Barnaby thinks we already know. No joke.
Australia's economy has been clobbered by a stunning collapse in export earnings in the March quarter, all but ending any prospect of interest rates rising in the next few months.
In the biggest reversal since the 1970s, export volumes dived by 9 per cent for the quarter, mainly due to the impact of summer’s natural disasters on shipments of coal and other natural resources.
Minerals and energy exports slumped by 14 per cent, and coal exports by 27 per cent.
The figures were worse than expected, and have firmed up predictions that national accounts figures to be released today will show the economy contracted in the March quarter.
Separate figures showing a drop in building approvals in April and falling house prices are pointing to more gloom in the June quarter.
Treasurer Wayne Swan was almost apologetic in Parliament over the export figures, saying the impact of the January natural disasters had been “somewhat larger than the Treasury initially estimated”.

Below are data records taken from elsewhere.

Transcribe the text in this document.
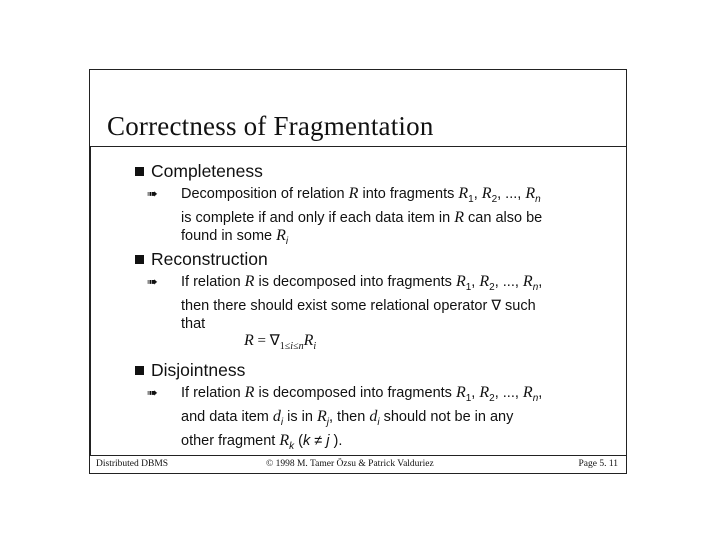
Correctness of Fragmentation
Completeness
➠	Decomposition of relation R into fragments $R_1$, $R_2$, ..., $R_n$
is complete if and only if each data item in R can also be
found in some $R_i$
Reconstruction
➠	If relation R is decomposed into fragments $R_1$, $R_2$, ..., $R_n$,
then there should exist some relational operator ∇ such
that
$R = \nabla_{1\le i\le n}R_i$
Disjointness
➠	If relation R is decomposed into fragments $R_1$, $R_2$, ..., $R_n$,
and data item $d_i$ is in $R_j$, then $d_i$ should not be in any
other fragment $R_k$ (k ≠ j ).
Distributed DBMS	© 1998 M. Tamer Özsu & Patrick Valduriez	Page 5. 11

This month’s federal the budget included a prediction by Treasury that the disasters would cut 0.75 per cent from the nation’s economic growth.
But Mr Swan said yesterday the March quarter export collapse would cut around 2.4 per cent from growth in the quarter — the largest quarterly hit on growth since at least the September quarter of 1959.
Estimates of the March quarter national accounts figure turned sharply negative. The median forecast among market economists changed from a 0.4 per cent contraction in the economy to a contraction of 1.1 per cent — which would be the worst quarterly figure since the early 1990s recession...
The ANZ and Commonwealth banks are forecasting a GDP figure of minus 1.5 per cent, Westpac minus-1.0 per cent, and the National Australia Bank minus 0.3 per cent.
The forecasts imply full-year economic growth of just 1 per cent, which would be worse than the figures recorded during the global financial crisis.
Before yesterday’s export figures, financial markets were pricing in a slim chance of an interest rate hike when the Reserve Bank board meets next Tuesday. Now they are pricing in a zero probability of a rise at that meeting, and a negligible probability until November.
“The risk of a near-term rate hike has been snuffed out,” said CommSec economist Craig James. “So unquestionably poor is the news it raises real doubts about the true state of the Australian economy.”
“The Reserve Bank holds to the belief that the economy will rebound later in the year, but you don’t get a sense of that from the data.”
Separately-released statistics on building approvals showed residential approvals down 1.3 per cent in April, led by a 3.5 per cent slide in approvals for houses. It was the fifth fall in six months.
Excluding Queensland, where rebuilding is underway after the January floods and cyclone Yasi, new dwelling approvals fell by 5.6 per cent.
The RP Data-Rismark home value index showed that the value of capital city homes fell more than 1 per cent in the three months to April, with prices in Sydney down 0.5 per cent, Melbourne prices down 0.8 per cent and Perth and Brisbane down 3 and 3.1 per cent.
RP Data research director Tim Lawless said the most expensive suburbs dragged the market down, losing 5.4 per cent of their value in the past 12 months. Prices in the cheapest suburbs hardly moved.
Reserve Bank data yesterday also showed that credit activity was flat in April, with demand from business and personal loans, aside from mortgages, declining.
The March quarter national accounts figures will be released at 11.30am today.